The proviso says that- Where a registered person, i.e., landowner-promoter, who transfers development right or FSI (including the additional FSI) to promoter (developer-promoter) against consideration, wholly or partially, in the form of apartments construction, the developer-promoter will pay tax on supply of construction of apartments to the landowner-promoter and such a landowner-promoter will be eligible for credit of taxes charged from him by the developer-promoter towards the supply of construction of apartments by developer-promoter to him, provided the landowner-promoter supplies such apartments to his buyers before issuing completion certificate or first occupation, whichever is earlier and pays the tax charged from him on constructing such apartment by the developer-promoter.
Here developer-promoter is a promoter who constructs/converts a building into apartments or develops a plot for sale. In such a scenario- the developer must pay GST return on total value of construction when he sells them to both buyer and the land owner.
According to Section 2 (zk) (Real Estate Regulation and Development Act 2016), promoter refers to a person who constructs or causes to construct an independent building or a building consisting of apartments or converts an existing building or a part thereof into apartments, to sell all or some of the apartments to other persons & includes his assignees.
A builder or developer constructs the property for the purpose of sale under JDA. The builder takes full responsibility of construction and marketing. As stated earlier, the builder is responsible for planning, designing, getting approvals from different departments and payment of taxes.
The land owner does not have any role in JDA apart from taking proportionate build up area equal to his land value. The judicial pronouncements also express the same.
The construction of buildings/apartments undertaken by a builder is a works contract. The works contract is an indivisible contract that involves supply of goods and labour.
Thus, as prescribed under Schedule II (5) (b), the construction of apartments for sale shall be considered as services provided by the builder. Therefore the provision levy under GST is only on construction of complex, building or a part thereof, including a complex or building intended for sale to the buyer, and it is not on the build up or developed area.
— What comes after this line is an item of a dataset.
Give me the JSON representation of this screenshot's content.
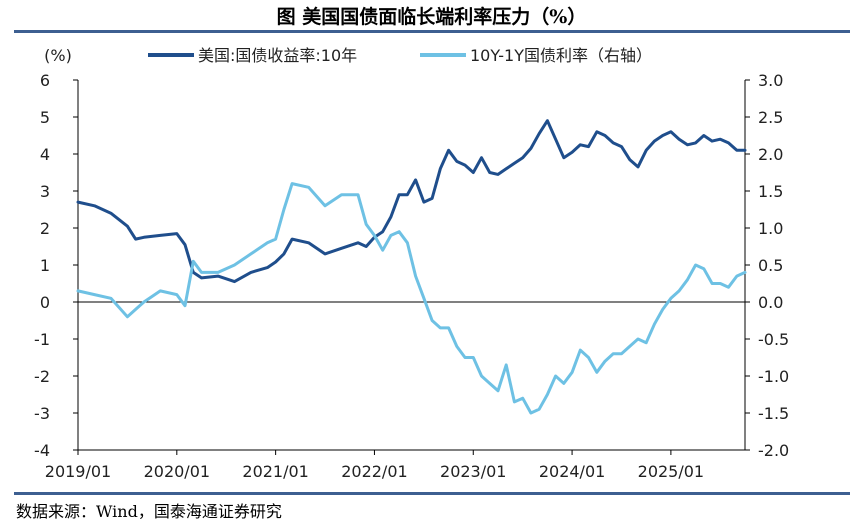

According to section 31 (6), where the supply of services ceases under a contract prior to completion of the supply, the invoice will be issued at the time when the supply ceases. Such invoice would be issued to the extent of the supply made before cessation.
Therefore GST shall apply when the tax invoice is raised by the builder against the supply of the construction services. When the invoice is raised by the builder on the buyer and hands over the constructed area, then the activity of construction will get terminated, which was intended for sale to the buyer as provided in Schedule II (5) (b).
Thus, in case where the builder hands over the share of land owners’ apartment after the payment of related GST, such property becomes immoveable property in buyers’ hands as provided under Item 5- Land and Building of Schedule III of the CGST Act.
As per the judgement of the apex court, it can be said that the land owner is not a partner or a co-adventurer, in cases where his land is given to the builder cum promoter for constructing apartments under Joint Development Agreement. Further, GST levy is only on the building construction specified under Schedule II (5) (b). Thus, no liability would arise on the resale of constructed immoveable property by the land owner.